Partial derivatives are a fundamental concept in multivariable calculus, which deals with functions of multiple variables. In the context of this problem, we are looking at a function of two variables, \(x\) and \(y\), so we focus on finding the rate at which the function \(f(x, y)\) changes as each variable changes, holding the other constant. This is precisely what partial derivatives help us determine.

• To find the partial derivative of \(f(x, y) = \frac{x+2}{y+1}\) with respect to \(x\), we treat \(y\) as a constant and differentiate with respect to \(x\): \(\frac{\partial f}{\partial x} = \frac{1}{y+1}\).
• Similarly, the partial derivative with respect to \(y\) treats \(x\) as a constant: \(-\frac{x+2}{(y+1)^2}\).

Evaluating these derivatives at a specific point gives us the slope of the tangent line to the function's graph at that point on the respective axis. This information is crucial in defining the tangent plane, as it dictates how the function is inclining or declining at precise sections of the graph.

The surface normal vector is central in determining the tangent plane of a surface at a given point. It is a vector that is perpendicular to the tangent plane. In practical terms, it provides the direction along which the surface is rising steeply at a given point, like a mountain's peak.
When dealing with functions of two variables, the components of the surface normal vector can be determined using the partial derivatives. For a function \(z = f(x, y)\), the normal vector is derived from the partial derivatives as follows:

• The partial derivative \(\frac{\partial f}{\partial x}\) provides the slope in the \(x\) direction.
• The partial derivative \(\frac{\partial f}{\partial y}\) offers the slope in the \(y\) direction.

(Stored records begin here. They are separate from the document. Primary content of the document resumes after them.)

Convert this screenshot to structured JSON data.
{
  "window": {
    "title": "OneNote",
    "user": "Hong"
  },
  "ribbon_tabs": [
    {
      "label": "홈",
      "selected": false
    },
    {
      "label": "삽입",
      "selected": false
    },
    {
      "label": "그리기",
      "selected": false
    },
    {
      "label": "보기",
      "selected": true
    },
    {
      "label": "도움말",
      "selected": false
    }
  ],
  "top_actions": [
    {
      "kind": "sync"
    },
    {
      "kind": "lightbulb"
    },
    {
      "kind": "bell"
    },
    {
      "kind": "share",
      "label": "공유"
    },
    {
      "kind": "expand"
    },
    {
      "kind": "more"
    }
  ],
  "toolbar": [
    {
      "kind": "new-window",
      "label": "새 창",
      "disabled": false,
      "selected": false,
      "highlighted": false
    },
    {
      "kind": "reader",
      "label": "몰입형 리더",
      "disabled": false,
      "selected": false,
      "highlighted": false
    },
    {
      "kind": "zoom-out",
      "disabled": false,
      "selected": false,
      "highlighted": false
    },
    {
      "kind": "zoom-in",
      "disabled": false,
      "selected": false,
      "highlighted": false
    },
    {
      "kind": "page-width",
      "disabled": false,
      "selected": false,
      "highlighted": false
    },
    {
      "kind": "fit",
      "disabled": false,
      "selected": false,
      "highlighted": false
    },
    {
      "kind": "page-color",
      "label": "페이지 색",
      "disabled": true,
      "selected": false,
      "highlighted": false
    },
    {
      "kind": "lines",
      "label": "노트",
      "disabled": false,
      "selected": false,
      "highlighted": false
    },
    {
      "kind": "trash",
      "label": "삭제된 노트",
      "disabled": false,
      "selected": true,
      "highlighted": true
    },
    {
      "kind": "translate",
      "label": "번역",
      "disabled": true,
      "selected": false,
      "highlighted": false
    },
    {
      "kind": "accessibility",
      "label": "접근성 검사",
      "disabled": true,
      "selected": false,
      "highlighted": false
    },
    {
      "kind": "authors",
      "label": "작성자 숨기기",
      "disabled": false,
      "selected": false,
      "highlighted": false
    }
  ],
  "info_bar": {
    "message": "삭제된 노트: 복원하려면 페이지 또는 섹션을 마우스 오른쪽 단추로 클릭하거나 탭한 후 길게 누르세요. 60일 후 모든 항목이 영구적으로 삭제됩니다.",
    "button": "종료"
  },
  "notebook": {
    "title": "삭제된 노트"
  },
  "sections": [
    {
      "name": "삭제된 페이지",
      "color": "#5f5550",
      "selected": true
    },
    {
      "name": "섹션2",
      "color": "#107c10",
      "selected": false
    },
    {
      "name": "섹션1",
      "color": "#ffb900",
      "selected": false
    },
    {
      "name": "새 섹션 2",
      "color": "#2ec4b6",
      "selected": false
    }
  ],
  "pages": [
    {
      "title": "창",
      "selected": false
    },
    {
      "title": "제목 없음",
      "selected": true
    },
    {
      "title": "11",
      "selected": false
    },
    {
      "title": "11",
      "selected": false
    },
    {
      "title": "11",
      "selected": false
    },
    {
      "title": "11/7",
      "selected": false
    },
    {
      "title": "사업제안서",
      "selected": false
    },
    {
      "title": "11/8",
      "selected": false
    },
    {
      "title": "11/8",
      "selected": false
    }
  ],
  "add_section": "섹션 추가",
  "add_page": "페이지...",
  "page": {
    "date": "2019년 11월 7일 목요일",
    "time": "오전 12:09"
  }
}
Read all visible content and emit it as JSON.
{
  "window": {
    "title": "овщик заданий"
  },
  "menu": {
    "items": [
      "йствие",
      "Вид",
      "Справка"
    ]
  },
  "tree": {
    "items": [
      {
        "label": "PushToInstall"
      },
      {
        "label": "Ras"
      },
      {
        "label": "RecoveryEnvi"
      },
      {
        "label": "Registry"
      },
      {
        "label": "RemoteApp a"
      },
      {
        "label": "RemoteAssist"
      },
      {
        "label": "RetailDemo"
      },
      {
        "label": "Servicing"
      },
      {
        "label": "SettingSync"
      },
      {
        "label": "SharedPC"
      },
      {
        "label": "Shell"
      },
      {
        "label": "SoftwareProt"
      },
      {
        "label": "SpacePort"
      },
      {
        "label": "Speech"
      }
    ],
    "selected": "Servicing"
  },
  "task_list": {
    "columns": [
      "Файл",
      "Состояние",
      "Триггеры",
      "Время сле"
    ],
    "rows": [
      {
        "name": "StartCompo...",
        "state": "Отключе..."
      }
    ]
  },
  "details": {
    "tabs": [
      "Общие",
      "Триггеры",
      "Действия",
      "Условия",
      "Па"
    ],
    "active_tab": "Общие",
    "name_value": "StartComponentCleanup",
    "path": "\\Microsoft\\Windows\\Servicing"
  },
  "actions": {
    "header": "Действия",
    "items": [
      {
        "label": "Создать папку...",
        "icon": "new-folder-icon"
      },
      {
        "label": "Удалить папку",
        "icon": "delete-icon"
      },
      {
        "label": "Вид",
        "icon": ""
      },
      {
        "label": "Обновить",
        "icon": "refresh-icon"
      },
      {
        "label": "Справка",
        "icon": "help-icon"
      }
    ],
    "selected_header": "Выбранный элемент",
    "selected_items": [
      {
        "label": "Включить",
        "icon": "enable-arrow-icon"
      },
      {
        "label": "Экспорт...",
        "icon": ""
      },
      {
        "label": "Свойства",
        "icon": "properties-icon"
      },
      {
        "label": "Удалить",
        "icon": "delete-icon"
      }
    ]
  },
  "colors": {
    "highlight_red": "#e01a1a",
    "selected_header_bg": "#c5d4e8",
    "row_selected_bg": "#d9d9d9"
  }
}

Together, these components form the basis of the normal vector to the surface at that point. In this exercise, the partial derivatives evaluated at \((2, 3)\) become key components \(\langle \frac{1}{4}, -\frac{1}{4}, -1 \rangle\) of the normal vector. This normal vector, when substituted in the tangent plane equation, assists in illustrating the orientation and exact positioning of the tangent plane in three-dimensional space.

Multivariable calculus extends the principles of calculus to functions with more than one variable. It becomes crucial when analyzing surfaces and curves in three-dimensional space. This particular field of study focuses on understanding how different variables interact and influence the behavior of functions.

• In multivariable calculus, we consider functions like \(f(x, y)\), where each variable can independently affect the output.
• This leads to exploring partial derivatives, gradients, and tangent planes as tools to understand how these functions behave.

The concept of partial derivatives enables us to understand the rate of change of a function in respects to one variable at a time, playing a key role in visualizations like tangent planes. The tangent plane is a linear approximation of the function at a particular point, representing the best-fit plane that touches the surface at just one point, providing an accurate local description of the surface. Through multivariable calculus, students explore the spatial relationships and curvature of surfaces, making problems in three-dimensional analytic geometry solvable and more intuitive.